You can place one clove next to the sore tooth and gently bite or suck on it to relieve discomfort. Children should not use this medication since there is a chance they might consume too much clove.


Some individuals utilize the common household component garlic to treat toothaches. The major component of garlic, allicin, has a potent antibacterial activity that may aid in eliminating oral germs that cause cavities and tooth discomfort. The discomfort may be eased by just eating a clove of garlic and letting it rest next to the tooth.


A toothache can often be attributed to tooth deterioration. If a person does not get treatment for tooth decay, they may get cavities.

When bacteria and acids penetrate the enamel and start eating away at the sensitive tissues within the tooth, cavities start to form. Mild to severe pain may result from this exposing the nerve.

Some people may get toothaches as a result of sinus infections. The infection is draining from the head when this symptom appears. The infection’s symptoms, such as discomfort and pressure, may ache worse at night.

Among the other possible reasons for toothache are:

  • The loss of a filling.
  • Dental abscesses.
  • Jaw trauma.
  • An adult tooth or wisdom tooth erupting.
  • Food debris is stuck in the gums or teeth.
  • Nighttime teeth grinding.
  • Gum disease.

What causes certain toothaches to pain worse at night?

Even though toothaches might hurt throughout the day, some people report that they hurt worse at night. One explanation for this might be that blood rushes to the head when someone is lying down.

People may experience more pressure and discomfort from a toothache as a result of the more blood in the region.

There are fewer distractions at night, which is another factor that contributes to many ailments feeling worse. A person may have trouble falling asleep if their only thought is their toothache.

When to visit the dentist

One should visit a doctor as quickly as possible if they are experiencing nighttime dental pain. There is no lasting relief from using any home treatments.

In order to treat an infection, antibiotics may be required if the toothache is accompanied by additional symptoms.

A person has to visit their dentist if discomfort is coming from a fractured or decayed tooth. They can come up with a long-lasting answer.

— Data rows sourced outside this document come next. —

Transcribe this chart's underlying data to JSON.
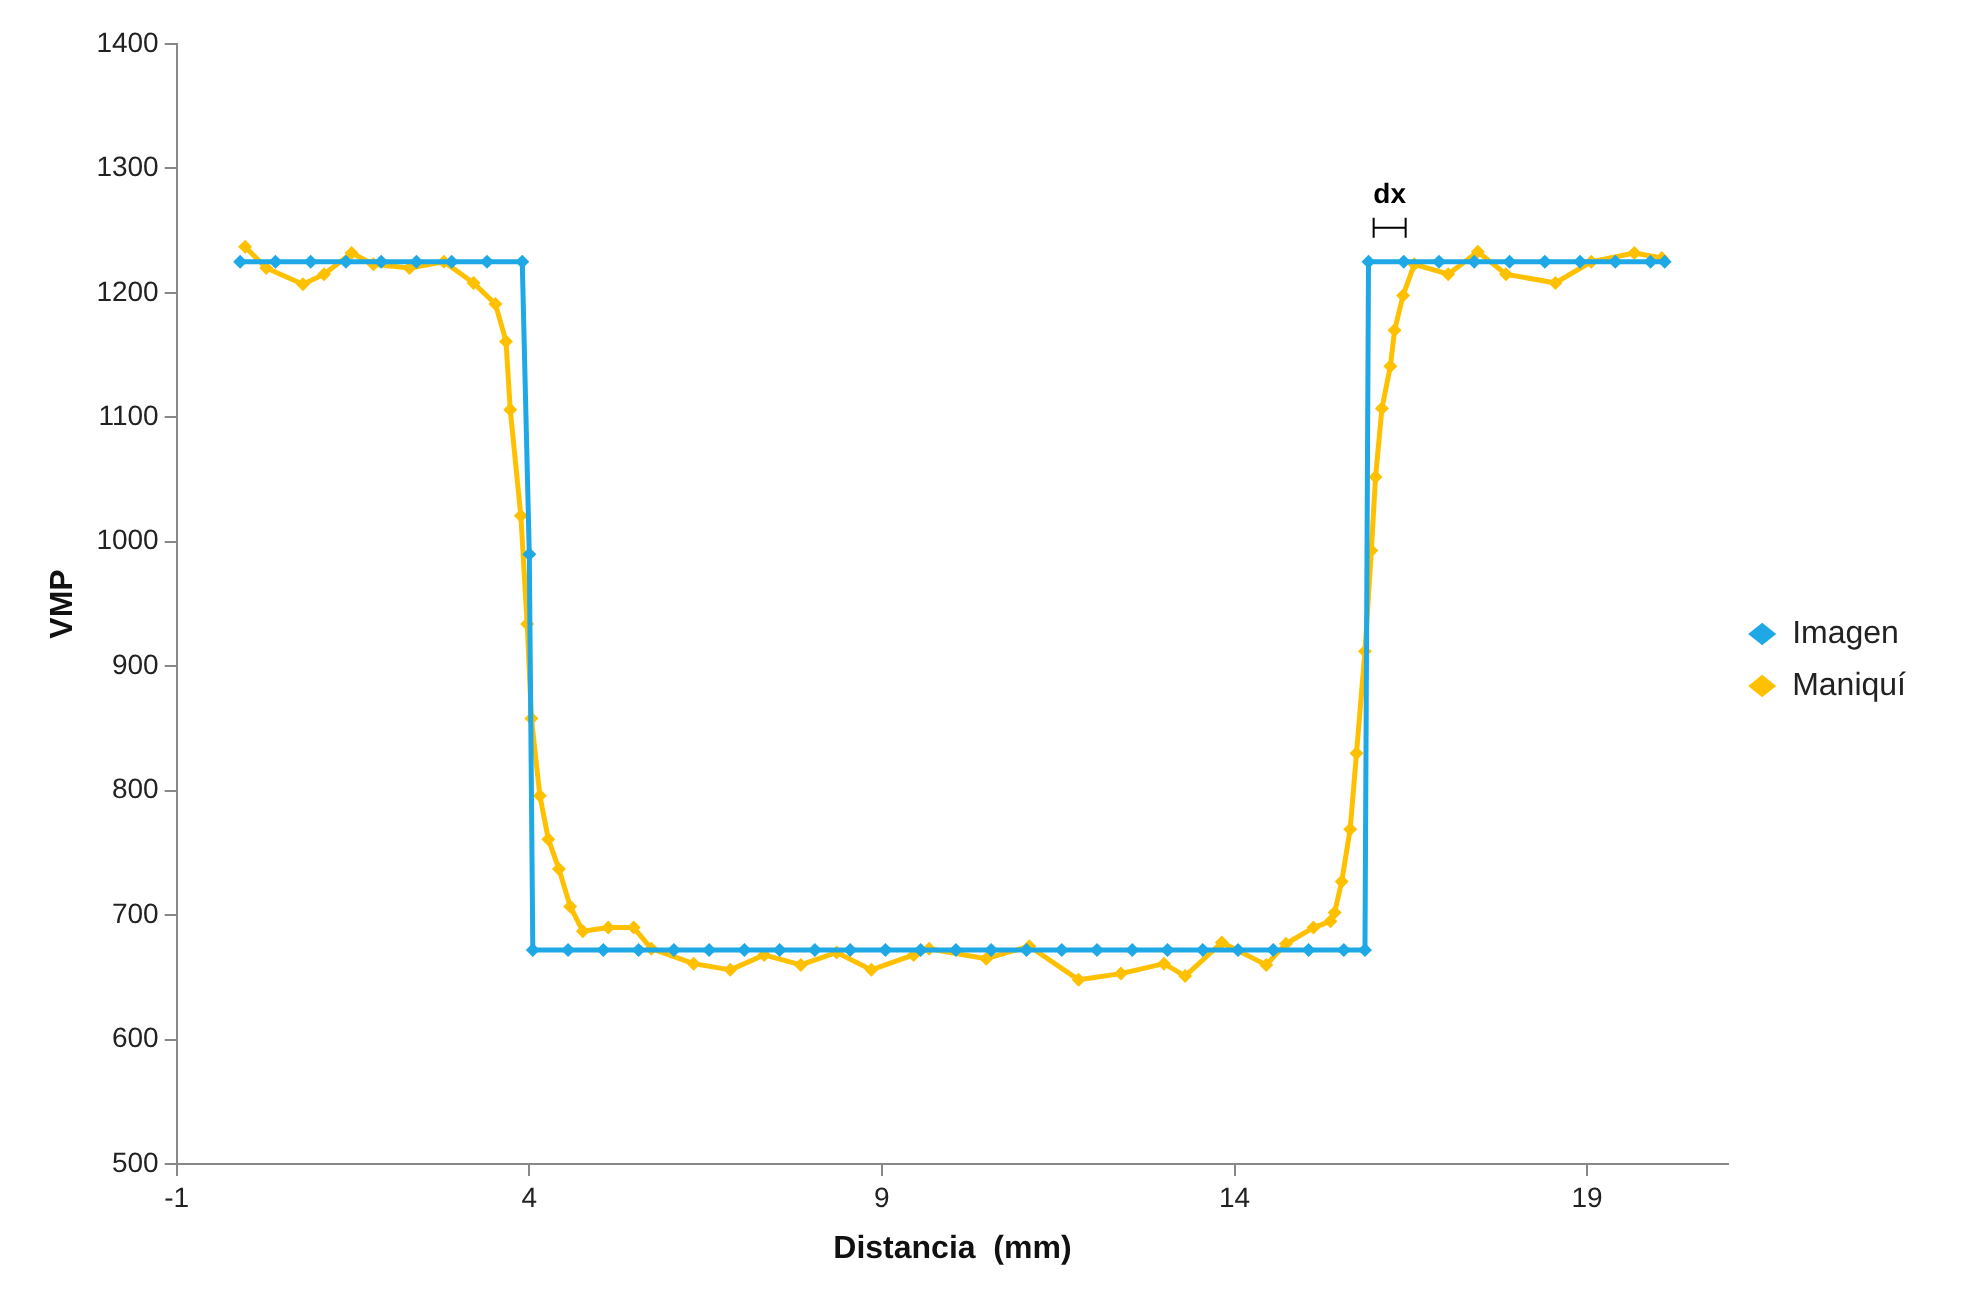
{
  "chart_data": {
    "type": "line",
    "xlabel": "Distancia  (mm)",
    "ylabel": "VMP",
    "xlim": [
      -1,
      21
    ],
    "xticks": [
      -1,
      4,
      9,
      14,
      19
    ],
    "ylim": [
      500,
      1400
    ],
    "yticks": [
      500,
      600,
      700,
      800,
      900,
      1000,
      1100,
      1200,
      1300,
      1400
    ],
    "grid": false,
    "legend": "right",
    "marker": "diamond",
    "line_style": "solid",
    "annotations": [
      {
        "text": "dx",
        "x": 16.2,
        "y": 1225
      }
    ],
    "series": [
      {
        "name": "Imagen",
        "color": "#1ea8e6",
        "x": [
          -0.1,
          0.4,
          0.9,
          1.4,
          1.9,
          2.4,
          2.9,
          3.4,
          3.9,
          4.0,
          4.05,
          4.55,
          5.05,
          5.55,
          6.05,
          6.55,
          7.05,
          7.55,
          8.05,
          8.55,
          9.05,
          9.55,
          10.05,
          10.55,
          11.05,
          11.55,
          12.05,
          12.55,
          13.05,
          13.55,
          14.05,
          14.55,
          15.05,
          15.55,
          15.85,
          15.9,
          16.4,
          16.9,
          17.4,
          17.9,
          18.4,
          18.9,
          19.4,
          19.9,
          20.1
        ],
        "values": [
          1225,
          1225,
          1225,
          1225,
          1225,
          1225,
          1225,
          1225,
          1225,
          990,
          672,
          672,
          672,
          672,
          672,
          672,
          672,
          672,
          672,
          672,
          672,
          672,
          672,
          672,
          672,
          672,
          672,
          672,
          672,
          672,
          672,
          672,
          672,
          672,
          672,
          1225,
          1225,
          1225,
          1225,
          1225,
          1225,
          1225,
          1225,
          1225,
          1225
        ]
      },
      {
        "name": "Maniquí",
        "color": "#ffc000",
        "x": [
          -0.03,
          0.27,
          0.79,
          1.09,
          1.48,
          1.79,
          2.3,
          2.79,
          3.21,
          3.52,
          3.67,
          3.73,
          3.88,
          3.97,
          4.03,
          4.15,
          4.27,
          4.42,
          4.58,
          4.76,
          5.12,
          5.48,
          5.73,
          6.33,
          6.85,
          7.33,
          7.85,
          8.36,
          8.85,
          9.45,
          9.67,
          10.48,
          11.09,
          11.79,
          12.39,
          13.0,
          13.3,
          13.82,
          14.45,
          14.73,
          15.12,
          15.36,
          15.42,
          15.52,
          15.64,
          15.73,
          15.85,
          15.94,
          16.0,
          16.09,
          16.21,
          16.27,
          16.39,
          16.55,
          17.03,
          17.45,
          17.85,
          18.55,
          19.06,
          19.67,
          20.06
        ],
        "values": [
          1237,
          1220,
          1207,
          1215,
          1232,
          1223,
          1220,
          1225,
          1208,
          1191,
          1161,
          1106,
          1021,
          934,
          858,
          796,
          761,
          737,
          707,
          687,
          690,
          690,
          673,
          661,
          656,
          668,
          660,
          670,
          656,
          668,
          673,
          665,
          675,
          648,
          653,
          661,
          651,
          678,
          660,
          677,
          690,
          695,
          702,
          727,
          769,
          830,
          912,
          993,
          1052,
          1107,
          1141,
          1170,
          1198,
          1223,
          1215,
          1233,
          1215,
          1208,
          1225,
          1232,
          1228
        ]
      }
    ]
  }
}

Ignoring the warning indications of dental caries, such as a toothache, can result in more serious problems, such as abscesses, dental problems, and tooth loss.


A toothache hurts, and it hurts to deal with it. Despite the fact that many home treatments might relieve symptoms momentarily and aid in sleep, they are not long-term fixes.

For a complete diagnosis and treatment, anyone who has a toothache for more than a day or two without showing signs of a sinus infection should visit a dentist.

There may be a cavity that has to be filled, or they may need to think about more drastic measures like root canals or tooth extractions.